Now we can crack the PDF by providing the file and wordlist to use, just like before:

~$ python3 zydra.py -f nb-sample.pdf -d darkweb2017-top10.txt

    @@@@@@@@@@@@@@@@@@@@@@@@@@@@@@@@@@@@@@@@@@@@@@@@@@@@@@@@@@@@@
         _______           ______   _______  _______
        / ___   )|\     /|(  __  \ (  ____ )(  ___  )
        \/   )  |( \   / )| (  \  )| (    )|| (   ) |
            /   ) \ (_) / | |   ) || (____)|| (___) |
          ok   /   /   \   /  | |   | ||     __)|  ___  |
          /   /     ) (   | |   ) || (\ (   | (   ) |
         /   (_/\   | |   | (__/  )| ) \ \__| )   ( |
        (_______/   \_/   (______/ |/   \__/|/     \|

        Author : Hamed Hosseini
    @@@@@@@@@@@@@@@@@@@@@@@@@@@@@@@@@@@@@@@@@@@@@@@@@@@@@@@@@@@@@

Start time ==> Wed Jul 15 19:10:30 2020

Starting password cracking for /root/nb/nb-sample.pdf /

 [*] Count of possible passwords: 10
    Progress : [#####################################     ] 80.000 %
    [+] Password Found: password1
    [*] Your decrypted file is decrypted_nb-sample.pdf

End time ==> Wed Jul 15 19:10:55 2020
Execution time ==> 0:00:25.118694

Again, we can see it found the password, but this time there is an additional dialogue. This is simply telling us the file is a decrypted version of the original, which we can verify with the file command:

~$ file decrypted_nb-sample.pdf

decrypted_nb-sample.pdf: PDF document, version 1.4

Option 4: Cracking Shadow Files

Zydra will automatically attempt to crack the password hashes for any users found in Linux shadow files. While it's not always successful, this can be a good method to try out first since it is quick and easy.

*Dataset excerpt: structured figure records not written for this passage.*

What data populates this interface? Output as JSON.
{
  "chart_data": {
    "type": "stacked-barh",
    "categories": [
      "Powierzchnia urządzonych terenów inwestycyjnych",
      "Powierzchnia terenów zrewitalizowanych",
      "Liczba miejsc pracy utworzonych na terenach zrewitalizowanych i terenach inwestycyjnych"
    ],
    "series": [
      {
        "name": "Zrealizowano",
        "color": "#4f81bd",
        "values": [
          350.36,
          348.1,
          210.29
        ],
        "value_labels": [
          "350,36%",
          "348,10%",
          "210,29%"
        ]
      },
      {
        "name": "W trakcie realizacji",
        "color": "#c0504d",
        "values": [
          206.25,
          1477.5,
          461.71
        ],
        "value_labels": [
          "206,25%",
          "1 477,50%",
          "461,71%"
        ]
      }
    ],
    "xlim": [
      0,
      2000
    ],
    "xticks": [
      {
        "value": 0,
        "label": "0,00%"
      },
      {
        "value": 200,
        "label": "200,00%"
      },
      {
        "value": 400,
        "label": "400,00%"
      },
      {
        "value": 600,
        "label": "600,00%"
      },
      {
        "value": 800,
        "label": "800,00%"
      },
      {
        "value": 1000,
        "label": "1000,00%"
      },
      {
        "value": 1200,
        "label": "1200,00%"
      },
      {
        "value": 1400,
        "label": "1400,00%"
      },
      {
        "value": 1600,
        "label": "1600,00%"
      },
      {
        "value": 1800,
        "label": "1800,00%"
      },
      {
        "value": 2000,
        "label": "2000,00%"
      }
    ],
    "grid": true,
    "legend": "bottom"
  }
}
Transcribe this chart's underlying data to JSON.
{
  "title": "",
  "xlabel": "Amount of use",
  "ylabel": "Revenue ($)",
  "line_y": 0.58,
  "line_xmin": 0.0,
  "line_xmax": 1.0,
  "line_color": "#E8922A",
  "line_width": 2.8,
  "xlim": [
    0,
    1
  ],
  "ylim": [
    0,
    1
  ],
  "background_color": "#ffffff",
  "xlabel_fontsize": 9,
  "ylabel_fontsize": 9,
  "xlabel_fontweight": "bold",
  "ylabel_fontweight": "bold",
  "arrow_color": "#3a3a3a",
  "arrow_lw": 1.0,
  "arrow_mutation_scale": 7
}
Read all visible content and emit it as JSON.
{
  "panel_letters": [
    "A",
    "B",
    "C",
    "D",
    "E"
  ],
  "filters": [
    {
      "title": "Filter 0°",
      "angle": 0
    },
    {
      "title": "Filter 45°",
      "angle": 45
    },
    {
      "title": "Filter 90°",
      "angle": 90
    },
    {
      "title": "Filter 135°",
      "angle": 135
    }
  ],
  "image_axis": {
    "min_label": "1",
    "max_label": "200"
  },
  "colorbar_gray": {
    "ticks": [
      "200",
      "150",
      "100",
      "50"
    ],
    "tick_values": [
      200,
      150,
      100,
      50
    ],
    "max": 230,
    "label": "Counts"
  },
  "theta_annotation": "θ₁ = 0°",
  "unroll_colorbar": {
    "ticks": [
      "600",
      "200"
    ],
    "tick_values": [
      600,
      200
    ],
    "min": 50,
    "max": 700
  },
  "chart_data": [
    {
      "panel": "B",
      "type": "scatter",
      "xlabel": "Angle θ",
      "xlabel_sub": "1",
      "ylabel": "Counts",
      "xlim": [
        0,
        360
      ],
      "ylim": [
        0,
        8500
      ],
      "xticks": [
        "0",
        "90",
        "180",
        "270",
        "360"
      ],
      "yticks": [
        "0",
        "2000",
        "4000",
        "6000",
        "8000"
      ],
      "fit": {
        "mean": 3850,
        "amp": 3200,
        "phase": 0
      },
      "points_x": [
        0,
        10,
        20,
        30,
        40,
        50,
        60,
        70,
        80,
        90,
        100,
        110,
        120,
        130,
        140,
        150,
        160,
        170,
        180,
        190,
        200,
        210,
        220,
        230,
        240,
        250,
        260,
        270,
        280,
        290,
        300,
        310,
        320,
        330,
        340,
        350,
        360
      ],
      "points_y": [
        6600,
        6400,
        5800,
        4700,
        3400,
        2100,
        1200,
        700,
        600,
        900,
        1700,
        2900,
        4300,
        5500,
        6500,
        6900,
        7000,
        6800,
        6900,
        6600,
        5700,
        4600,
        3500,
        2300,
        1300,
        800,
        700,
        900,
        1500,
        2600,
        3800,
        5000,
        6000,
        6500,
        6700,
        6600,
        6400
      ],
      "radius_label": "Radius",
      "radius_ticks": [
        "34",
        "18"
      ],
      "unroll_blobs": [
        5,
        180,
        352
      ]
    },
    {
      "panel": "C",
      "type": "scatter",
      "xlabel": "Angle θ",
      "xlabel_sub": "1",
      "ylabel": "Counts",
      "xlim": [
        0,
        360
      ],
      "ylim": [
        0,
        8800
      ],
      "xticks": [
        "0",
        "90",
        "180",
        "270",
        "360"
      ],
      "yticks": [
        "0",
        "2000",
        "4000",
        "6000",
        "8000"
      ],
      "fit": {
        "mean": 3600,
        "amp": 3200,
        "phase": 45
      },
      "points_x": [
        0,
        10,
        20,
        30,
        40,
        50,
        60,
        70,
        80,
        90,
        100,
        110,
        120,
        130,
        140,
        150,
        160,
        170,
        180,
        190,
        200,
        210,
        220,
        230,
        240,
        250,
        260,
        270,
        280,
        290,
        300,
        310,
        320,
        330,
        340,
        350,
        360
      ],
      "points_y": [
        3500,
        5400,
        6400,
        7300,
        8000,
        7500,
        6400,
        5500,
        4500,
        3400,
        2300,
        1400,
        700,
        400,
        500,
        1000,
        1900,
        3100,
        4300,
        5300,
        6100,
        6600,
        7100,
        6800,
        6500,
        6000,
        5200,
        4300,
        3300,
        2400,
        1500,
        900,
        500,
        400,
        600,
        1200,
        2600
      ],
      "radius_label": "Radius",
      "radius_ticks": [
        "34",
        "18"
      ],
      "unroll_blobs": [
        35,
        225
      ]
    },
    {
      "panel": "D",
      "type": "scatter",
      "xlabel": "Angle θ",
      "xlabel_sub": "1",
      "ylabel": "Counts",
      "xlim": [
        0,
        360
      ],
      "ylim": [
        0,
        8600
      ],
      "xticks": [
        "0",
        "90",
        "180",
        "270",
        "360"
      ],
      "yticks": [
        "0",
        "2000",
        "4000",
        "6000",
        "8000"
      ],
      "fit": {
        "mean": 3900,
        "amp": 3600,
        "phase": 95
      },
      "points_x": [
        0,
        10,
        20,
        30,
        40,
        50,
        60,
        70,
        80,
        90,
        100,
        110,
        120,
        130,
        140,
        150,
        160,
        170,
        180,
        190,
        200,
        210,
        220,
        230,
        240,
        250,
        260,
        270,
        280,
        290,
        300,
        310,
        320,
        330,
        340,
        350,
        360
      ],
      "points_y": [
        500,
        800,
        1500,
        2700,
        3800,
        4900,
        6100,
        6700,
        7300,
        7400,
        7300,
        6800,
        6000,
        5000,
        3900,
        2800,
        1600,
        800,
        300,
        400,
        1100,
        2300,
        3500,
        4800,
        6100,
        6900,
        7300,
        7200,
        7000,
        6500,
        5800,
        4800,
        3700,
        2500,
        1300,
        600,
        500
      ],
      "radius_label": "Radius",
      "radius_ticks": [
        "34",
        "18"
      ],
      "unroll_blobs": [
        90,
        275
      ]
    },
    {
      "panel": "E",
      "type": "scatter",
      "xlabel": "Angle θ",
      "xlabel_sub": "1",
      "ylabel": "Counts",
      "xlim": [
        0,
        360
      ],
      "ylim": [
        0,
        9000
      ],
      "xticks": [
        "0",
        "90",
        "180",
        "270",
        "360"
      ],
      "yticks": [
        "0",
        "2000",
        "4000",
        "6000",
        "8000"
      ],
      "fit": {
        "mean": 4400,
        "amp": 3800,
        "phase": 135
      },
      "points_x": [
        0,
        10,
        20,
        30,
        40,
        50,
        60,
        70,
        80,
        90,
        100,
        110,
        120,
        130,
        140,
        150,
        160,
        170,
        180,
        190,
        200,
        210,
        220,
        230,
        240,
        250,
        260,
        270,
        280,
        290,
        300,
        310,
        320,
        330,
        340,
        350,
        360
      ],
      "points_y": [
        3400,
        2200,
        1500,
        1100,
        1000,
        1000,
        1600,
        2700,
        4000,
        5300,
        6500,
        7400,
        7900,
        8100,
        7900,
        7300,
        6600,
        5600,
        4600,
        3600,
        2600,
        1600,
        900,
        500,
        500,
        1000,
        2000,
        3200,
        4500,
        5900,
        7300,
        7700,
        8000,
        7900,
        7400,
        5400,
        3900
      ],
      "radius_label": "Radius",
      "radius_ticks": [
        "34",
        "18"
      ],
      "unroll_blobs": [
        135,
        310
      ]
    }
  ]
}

All we need to do is specify the file with the -f flag and the wordlist with the -d flag:

~$ python3 zydra.py -f nb-shadow -d darkweb2017-top10.txt

    @@@@@@@@@@@@@@@@@@@@@@@@@@@@@@@@@@@@@@@@@@@@@@@@@@@@@@@@@@@@@
         _______           ______   _______  _______
        / ___   )|\     /|(  __  \ (  ____ )(  ___  )
        \/   )  |( \   / )| (  \  )| (    )|| (   ) |
            /   ) \ (_) / | |   ) || (____)|| (___) |
          ok   /   /   \   /  | |   | ||     __)|  ___  |
          /   /     ) (   | |   ) || (\ (   | (   ) |
         /   (_/\   | |   | (__/  )| ) \ \__| )   ( |
        (_______/   \_/   (______/ |/   \__/|/     \|

        Author : Hamed Hosseini
    @@@@@@@@@@@@@@@@@@@@@@@@@@@@@@@@@@@@@@@@@@@@@@@@@@@@@@@@@@@@@

Start time ==> Wed Jul 15 19:11:03 2020

Starting password cracking for /root/nb/nb-shadow /

 [*] Count of possible passwords: 10
  [**] cracking Password for: root
    Progress : [##############################################] 100.000 %
    [-] password not found

  [**] cracking Password for: sys
  [**] cracking Password for: klog
  [**] cracking Password for: msfadmin
  [**] cracking Password for: postgres
  [**] cracking Password for: user
  [**] cracking Password for: service
End time ==> Wed Jul 15 19:11:26 2020
Execution time ==> 0:00:22.062705

We can see it finds several users, but since we are only using a simple wordlist, it fails to find the password for any of them. Like any other cracking tool, using a more extensive wordlist will increase your chances of successfully recovering a password, but it will also take longer.

Wrapping Up

In this tutorial, we explored a tool called Zydra and how it can be used to crack password-protected RAR files, ZIP files, PDF files, and Linux shadow files. While we cracked these with little to no difficulty, using strong passwords will greatly increase the time and effort it takes to do so.